It has come to my attention recently that I could be more proactive in ensuring my family members are eating foods which are good sources of iron. Especially now that the winter months are looming, and tiredness and lethargy and likely to become increasingly common complaints.
I decided to do a little research online, and found the information to be either, vague, too scientific, or just not family friendly. Clams and oysters may be a good scource of iron, however, my purse strings are not that long, I’m not a gourmet chef and I doubt anyone in my household would eat such foods anyway.
After several hours trawling through dozens of websites I thought I would share with you what I have learnt, and let you know my ideas for child friendly meals. So here goes:
Facts About Iron:
- There are two types of iron.
- Non Haem iron – which comes from plant sources.
- Haem iron – which comes from animal sources.
- Haem iron is more easily absorbed by the body than non-haem iron.
- Excessive cow’s milk can inhibit iron absorption (Note: no one suggests you should cut out milk as in itself milk contains important vitamins and minerals.
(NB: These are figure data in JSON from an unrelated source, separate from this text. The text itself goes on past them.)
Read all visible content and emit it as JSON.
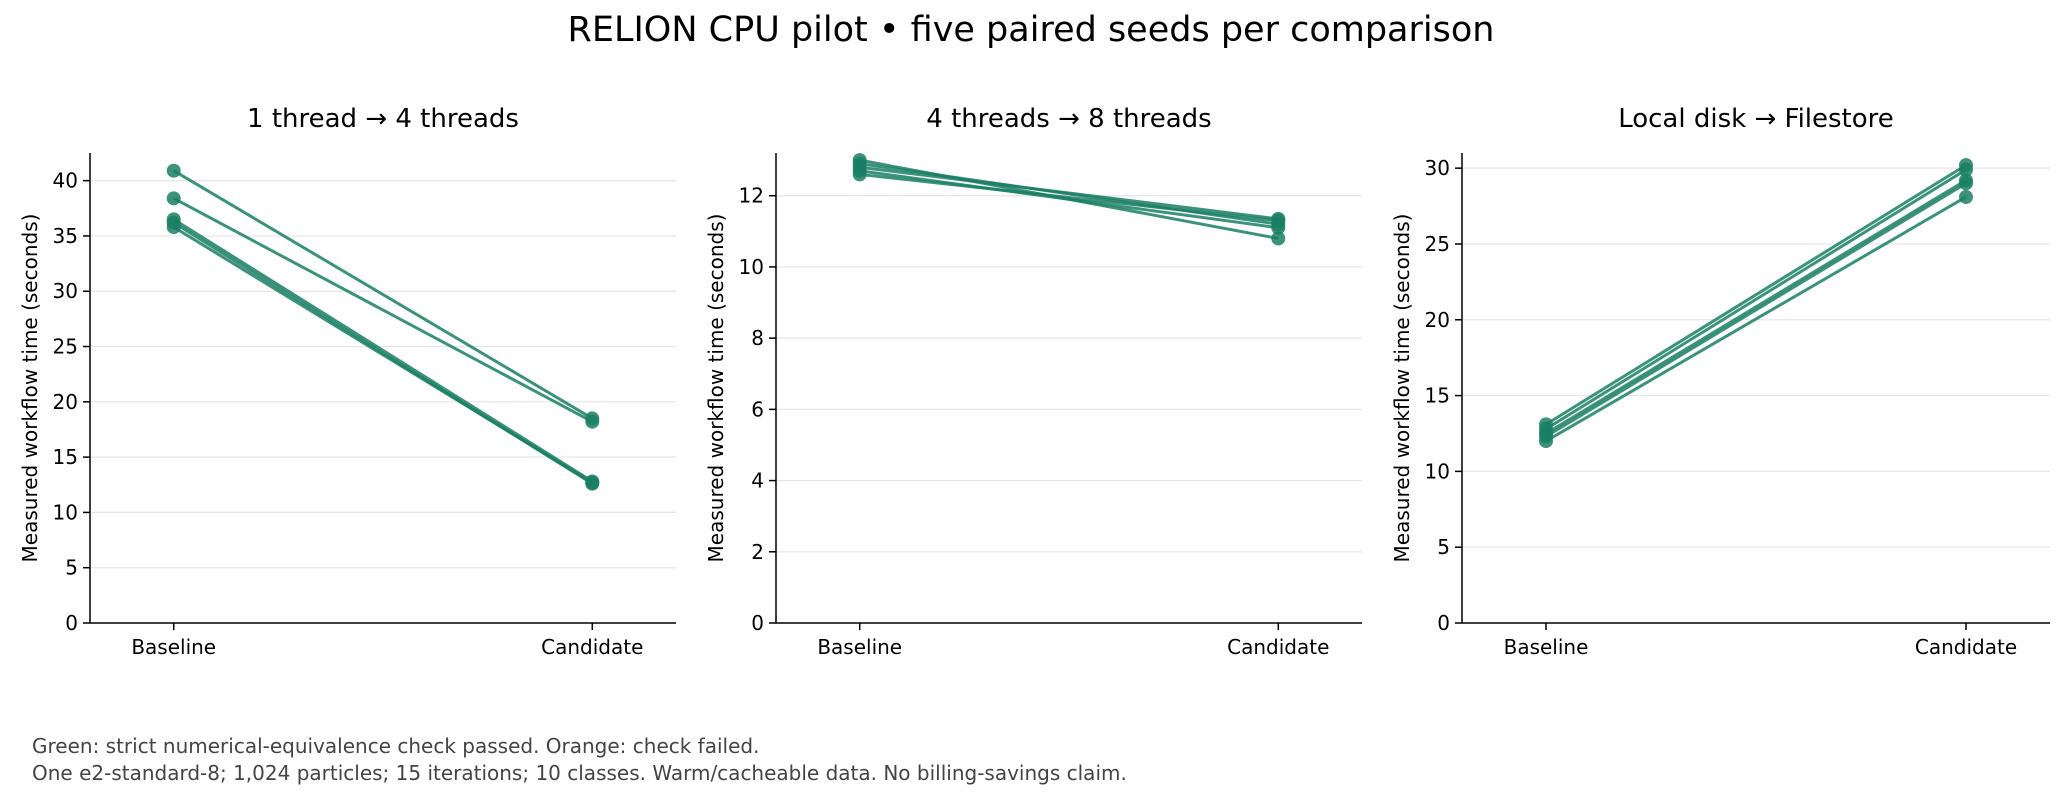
{
  "figure": {
    "title": "RELION CPU pilot • five paired seeds per comparison",
    "footnotes": [
      "Green: strict numerical-equivalence check passed. Orange: check failed.",
      "One e2-standard-8; 1,024 particles; 15 iterations; 10 classes. Warm/cacheable data. No billing-savings claim."
    ]
  },
  "colors": {
    "passed": "#1a7f64",
    "failed": "#e07b1a",
    "grid": "#e6e6e6",
    "axis": "#000000"
  },
  "chart_data": [
    {
      "type": "line",
      "title": "1 thread → 4 threads",
      "xlabel": "",
      "ylabel": "Measured workflow time (seconds)",
      "categories": [
        "Baseline",
        "Candidate"
      ],
      "ylim": [
        0,
        42.5
      ],
      "yticks": [
        0,
        5,
        10,
        15,
        20,
        25,
        30,
        35,
        40
      ],
      "grid": "horizontal",
      "series": [
        {
          "values": [
            40.9,
            18.5
          ],
          "check": "passed"
        },
        {
          "values": [
            38.4,
            18.2
          ],
          "check": "passed"
        },
        {
          "values": [
            36.5,
            12.8
          ],
          "check": "passed"
        },
        {
          "values": [
            36.2,
            12.6
          ],
          "check": "passed"
        },
        {
          "values": [
            35.8,
            12.7
          ],
          "check": "passed"
        }
      ]
    },
    {
      "type": "line",
      "title": "4 threads → 8 threads",
      "xlabel": "",
      "ylabel": "Measured workflow time (seconds)",
      "categories": [
        "Baseline",
        "Candidate"
      ],
      "ylim": [
        0,
        13.2
      ],
      "yticks": [
        0,
        2,
        4,
        6,
        8,
        10,
        12
      ],
      "grid": "horizontal",
      "series": [
        {
          "values": [
            13.0,
            10.8
          ],
          "check": "passed"
        },
        {
          "values": [
            12.9,
            11.2
          ],
          "check": "passed"
        },
        {
          "values": [
            12.8,
            11.35
          ],
          "check": "passed"
        },
        {
          "values": [
            12.7,
            11.1
          ],
          "check": "passed"
        },
        {
          "values": [
            12.6,
            11.3
          ],
          "check": "passed"
        }
      ]
    },
    {
      "type": "line",
      "title": "Local disk → Filestore",
      "xlabel": "",
      "ylabel": "Measured workflow time (seconds)",
      "categories": [
        "Baseline",
        "Candidate"
      ],
      "ylim": [
        0,
        31.0
      ],
      "yticks": [
        0,
        5,
        10,
        15,
        20,
        25,
        30
      ],
      "grid": "horizontal",
      "series": [
        {
          "values": [
            13.1,
            30.2
          ],
          "check": "passed"
        },
        {
          "values": [
            12.8,
            29.9
          ],
          "check": "passed"
        },
        {
          "values": [
            12.5,
            29.2
          ],
          "check": "passed"
        },
        {
          "values": [
            12.3,
            29.0
          ],
          "check": "passed"
        },
        {
          "values": [
            12.0,
            28.1
          ],
          "check": "passed"
        }
      ]
    }
  ]
}
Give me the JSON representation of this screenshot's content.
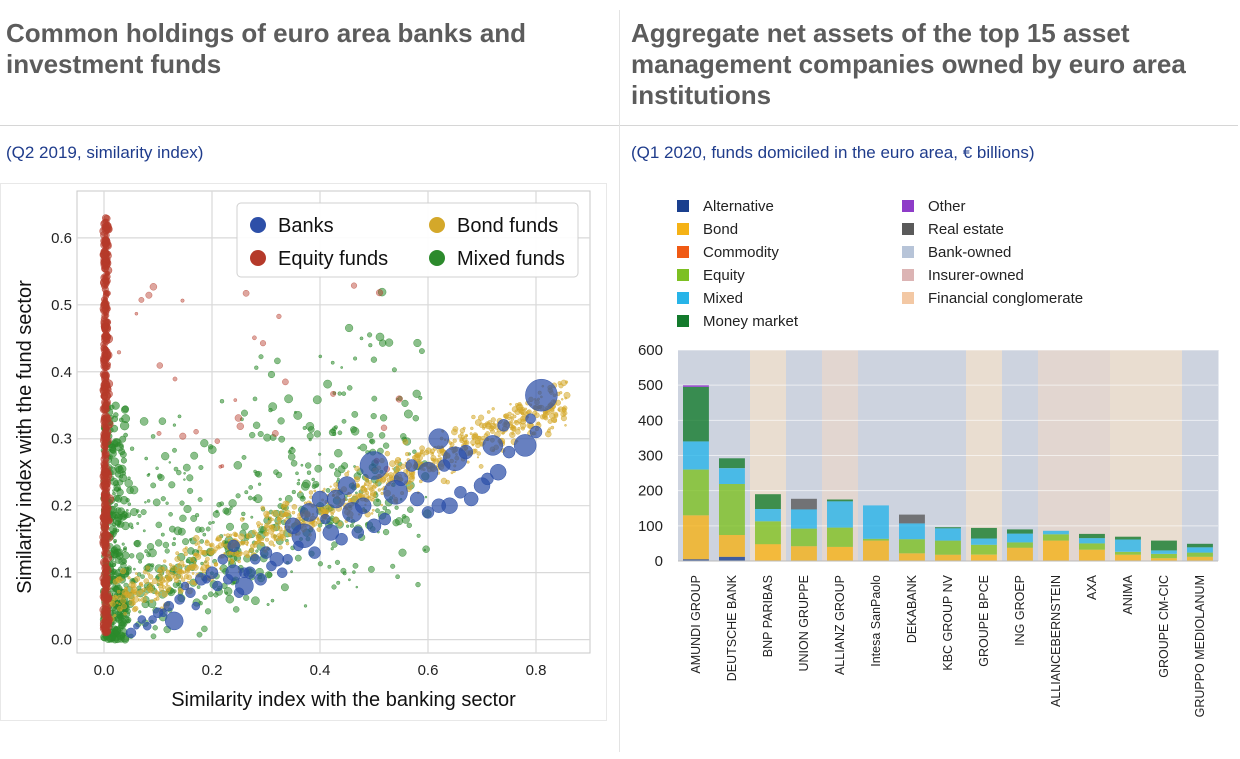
{
  "left": {
    "title": "Common holdings of euro area banks and investment funds",
    "subtitle": "(Q2 2019, similarity index)"
  },
  "right": {
    "title": "Aggregate net assets of the top 15 asset management companies owned by euro area institutions",
    "subtitle": "(Q1 2020, funds domiciled in the euro area, € billions)"
  },
  "chart_data": [
    {
      "type": "scatter",
      "xlabel": "Similarity index with the banking sector",
      "ylabel": "Similarity index with the fund sector",
      "xlim": [
        -0.05,
        0.9
      ],
      "ylim": [
        -0.02,
        0.67
      ],
      "xticks": [
        0.0,
        0.2,
        0.4,
        0.6,
        0.8
      ],
      "yticks": [
        0.0,
        0.1,
        0.2,
        0.3,
        0.4,
        0.5,
        0.6
      ],
      "grid": true,
      "legend_position": "top-right",
      "series": [
        {
          "name": "Banks",
          "color": "#2d4fa8",
          "points": [
            [
              0.81,
              0.365,
              16
            ],
            [
              0.5,
              0.26,
              14
            ],
            [
              0.54,
              0.22,
              12
            ],
            [
              0.37,
              0.155,
              12
            ],
            [
              0.65,
              0.27,
              12
            ],
            [
              0.62,
              0.3,
              10
            ],
            [
              0.6,
              0.25,
              10
            ],
            [
              0.72,
              0.29,
              10
            ],
            [
              0.78,
              0.29,
              11
            ],
            [
              0.46,
              0.19,
              10
            ],
            [
              0.43,
              0.21,
              9
            ],
            [
              0.45,
              0.23,
              9
            ],
            [
              0.42,
              0.16,
              8
            ],
            [
              0.48,
              0.2,
              8
            ],
            [
              0.35,
              0.17,
              8
            ],
            [
              0.38,
              0.19,
              9
            ],
            [
              0.4,
              0.21,
              8
            ],
            [
              0.26,
              0.08,
              9
            ],
            [
              0.24,
              0.1,
              8
            ],
            [
              0.13,
              0.028,
              9
            ],
            [
              0.32,
              0.12,
              7
            ],
            [
              0.3,
              0.13,
              6
            ],
            [
              0.29,
              0.09,
              6
            ],
            [
              0.27,
              0.1,
              6
            ],
            [
              0.24,
              0.14,
              6
            ],
            [
              0.18,
              0.09,
              6
            ],
            [
              0.2,
              0.1,
              6
            ],
            [
              0.22,
              0.12,
              5
            ],
            [
              0.16,
              0.07,
              5
            ],
            [
              0.14,
              0.06,
              5
            ],
            [
              0.12,
              0.05,
              5
            ],
            [
              0.1,
              0.04,
              5
            ],
            [
              0.08,
              0.02,
              4
            ],
            [
              0.05,
              0.01,
              5
            ],
            [
              0.7,
              0.23,
              8
            ],
            [
              0.73,
              0.25,
              8
            ],
            [
              0.68,
              0.21,
              7
            ],
            [
              0.62,
              0.2,
              7
            ],
            [
              0.6,
              0.19,
              6
            ],
            [
              0.66,
              0.22,
              6
            ],
            [
              0.55,
              0.24,
              7
            ],
            [
              0.5,
              0.17,
              7
            ],
            [
              0.57,
              0.26,
              6
            ],
            [
              0.75,
              0.28,
              6
            ],
            [
              0.74,
              0.32,
              6
            ],
            [
              0.8,
              0.31,
              6
            ],
            [
              0.79,
              0.33,
              5
            ],
            [
              0.64,
              0.2,
              8
            ],
            [
              0.58,
              0.21,
              7
            ],
            [
              0.52,
              0.18,
              6
            ],
            [
              0.44,
              0.15,
              6
            ],
            [
              0.41,
              0.18,
              5
            ],
            [
              0.36,
              0.14,
              5
            ],
            [
              0.34,
              0.12,
              5
            ],
            [
              0.31,
              0.11,
              5
            ],
            [
              0.28,
              0.12,
              5
            ],
            [
              0.26,
              0.1,
              5
            ],
            [
              0.23,
              0.09,
              5
            ],
            [
              0.21,
              0.08,
              5
            ],
            [
              0.19,
              0.09,
              4
            ],
            [
              0.17,
              0.05,
              4
            ],
            [
              0.15,
              0.08,
              4
            ],
            [
              0.11,
              0.04,
              4
            ],
            [
              0.09,
              0.03,
              4
            ],
            [
              0.07,
              0.03,
              4
            ],
            [
              0.06,
              0.02,
              3
            ],
            [
              0.47,
              0.16,
              6
            ],
            [
              0.39,
              0.13,
              6
            ],
            [
              0.33,
              0.1,
              5
            ],
            [
              0.25,
              0.07,
              5
            ],
            [
              0.71,
              0.24,
              6
            ],
            [
              0.67,
              0.28,
              7
            ],
            [
              0.63,
              0.26,
              6
            ]
          ]
        },
        {
          "name": "Bond funds",
          "color": "#d4a82a",
          "points": []
        },
        {
          "name": "Equity funds",
          "color": "#b53a2a",
          "points": []
        },
        {
          "name": "Mixed funds",
          "color": "#2c8a2c",
          "points": []
        }
      ]
    },
    {
      "type": "bar",
      "stacked": true,
      "ylim": [
        0,
        600
      ],
      "yticks": [
        0,
        100,
        200,
        300,
        400,
        500,
        600
      ],
      "legend_position": "top",
      "categories": [
        "AMUNDI GROUP",
        "DEUTSCHE BANK",
        "BNP PARIBAS",
        "UNION GRUPPE",
        "ALLIANZ GROUP",
        "Intesa SanPaolo",
        "DEKABANK",
        "KBC GROUP NV",
        "GROUPE BPCE",
        "ING GROEP",
        "ALLIANCEBERNSTEIN",
        "AXA",
        "ANIMA",
        "GROUPE CM-CIC",
        "GRUPPO MEDIOLANUM"
      ],
      "owner_type": [
        "bank",
        "bank",
        "conglomerate",
        "bank",
        "insurer",
        "bank",
        "bank",
        "bank",
        "conglomerate",
        "bank",
        "insurer",
        "insurer",
        "conglomerate",
        "conglomerate",
        "bank"
      ],
      "background": [
        {
          "name": "Bank-owned",
          "color": "#b7c4d8"
        },
        {
          "name": "Insurer-owned",
          "color": "#dcb4b4"
        },
        {
          "name": "Financial conglomerate",
          "color": "#f3c8a4"
        }
      ],
      "series": [
        {
          "name": "Alternative",
          "color": "#1a3f8e",
          "values": [
            5,
            12,
            0,
            0,
            0,
            0,
            0,
            0,
            0,
            0,
            0,
            0,
            0,
            0,
            0
          ]
        },
        {
          "name": "Bond",
          "color": "#f5b216",
          "values": [
            125,
            62,
            48,
            42,
            40,
            58,
            22,
            18,
            18,
            38,
            58,
            32,
            18,
            8,
            12
          ]
        },
        {
          "name": "Commodity",
          "color": "#f05a14",
          "values": [
            0,
            0,
            0,
            0,
            0,
            0,
            0,
            0,
            0,
            0,
            0,
            0,
            0,
            0,
            0
          ]
        },
        {
          "name": "Equity",
          "color": "#7dc022",
          "values": [
            130,
            145,
            65,
            50,
            55,
            5,
            40,
            40,
            28,
            15,
            18,
            18,
            8,
            12,
            12
          ]
        },
        {
          "name": "Mixed",
          "color": "#28b4e8",
          "values": [
            80,
            45,
            35,
            55,
            75,
            95,
            45,
            35,
            18,
            25,
            10,
            15,
            35,
            10,
            15
          ]
        },
        {
          "name": "Money market",
          "color": "#137a2c",
          "values": [
            155,
            28,
            42,
            0,
            5,
            0,
            0,
            3,
            30,
            12,
            0,
            12,
            8,
            28,
            10
          ]
        },
        {
          "name": "Other",
          "color": "#8e3cc8",
          "values": [
            5,
            0,
            0,
            0,
            0,
            0,
            0,
            0,
            0,
            0,
            0,
            0,
            0,
            0,
            0
          ]
        },
        {
          "name": "Real estate",
          "color": "#5a5a5a",
          "values": [
            0,
            0,
            0,
            30,
            0,
            0,
            25,
            0,
            0,
            0,
            0,
            0,
            0,
            0,
            0
          ]
        }
      ]
    }
  ]
}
If you are concerned please seek medical advice.)
- Vitamin C can encourage iron absorption – try to combine high iron foods with foods which contain Vitamin C to get the most benefit.
The following foods are high in iron: (*source NHS)
- liver (not suitable when you are pregnant)
- dried fruit
- fortified breakfast cereals
- soybean flour
- most dark leafy vegetables
Right…. simple! Yes? No? It didnt exactly answer my question of what am I going to feed a four year old! So using this new found knowledge I constructed a list of meals which I know my child will eat and provide a healthy amount of iron. I hope you get some ideas …
Breakfast (Washed down with fruit juice eg. orange for the Vitamin C effect.)
- Iron fortified breakfast cereals – when browsing the aisles check the boxes. Many cereals are fortified with vitamins and iron. You could also add fresh berries such as strawberries and blueberries for added Vitamin C.
- Egg on wholemeal toast.
- Yoghurt with dried fruit such as raisins, apricots and figs. Add some chopped nuts for an extra boost (walnuts and almonds for example).
- Baked beans on wholemeal toast.
- Cheese and tomato on wholemeal bread with Marmite.
- Omelette with added peppers and ham.
- Baked potato with tuna, and side salad or orange juice.
- Homemade vegetable soup – spefically, and coincidentally, my own recipe is good for this, you can find it here. Obviously it could be blended if your children prefered.
- Spaghetti bolognaise with extra peppers.
- Gammon with cabbage and skin on wedges. You can find a great tasty recipe here, just substitute the white cabbage for savoy.
- Vegetarian lasagne with oodles of spinach.
- Pork sausages with cheesy broccoli pasta.
- Sweet and sour turkey with brown rice.
- Sliced ham served with canteloupe melon
- Dark chocolate
- Raisins, or other dried fruit such as apricots, figs and dates
Obviously these ideas are only a small example of the type of meals that contain high iron foods. It just goes to show you don’t need to serve up fillet steak and seafood paella!
If these fail however, you can always try the old fashioned method of cooking in an iron pan. Apparently some of the minerals will transfer to the food.
Do you have any favourite high iron child friendly meal suggestions?